Intuition became an importance that actually saw a lot of redesign of things like the verb icon. When the player selects an option from one of the three verbs on the viking longboat, nothing of importance may be shown underneath that button, or else the player’s hand will cover it. This is also why the information bar was placed at the top. The longboat provided an option where the player can move their finger side-to-side to choose verbs rather than up and down, as was in older versions. All the icons and assets in the game had to be at least the size of the point of an index finger. Also, we did notice with our PC demo, that gliding the cursor over items could reveal descriptions about them, however since the iPad does not utilise a cursor, this mechanic had to be replaced by holding a finger to the screen.
Finally, context was needed to place the UI into the theme of the game, to ensure it became consistent with the experience. I wanted to make sure that the art style of the UI was very much spot on with Sam and Paco’s art. I also tried to involve as much of the UI into the theme of Norse mythology as possible, which is another reason why the inventory is Oster’s backpack and the menu is a Viking helmet.
The tutorial also followed these three guidelines.

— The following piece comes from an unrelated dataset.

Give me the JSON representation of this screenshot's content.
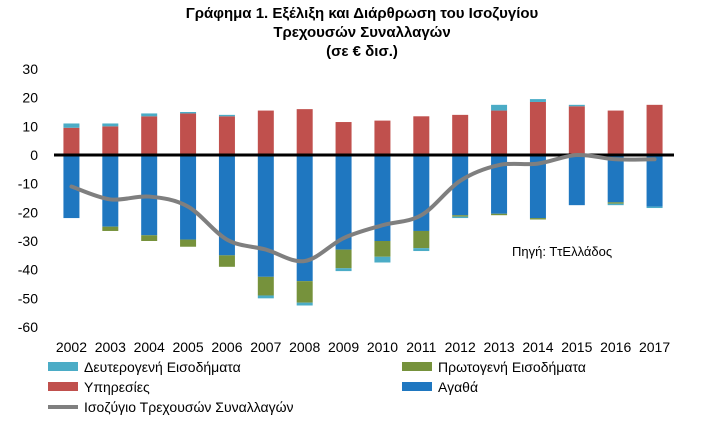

I had to pay special attention to the readability and usability of the tutorial, whilst also keeping in mind the context of the theme. I tried as hard as possible to break down the mechanics simply, and in layman’s terms, so that the puzzles could be experienced by a wider range of ages. As for context, the tutorial template also came from the initial idea to place it on the wood of a tavern bar.
All of these UI elements were tested by family and friends alike, to ensure it achieved these three guidelines before we gave it the greenlight, as with any mechanic or puzzle in the game.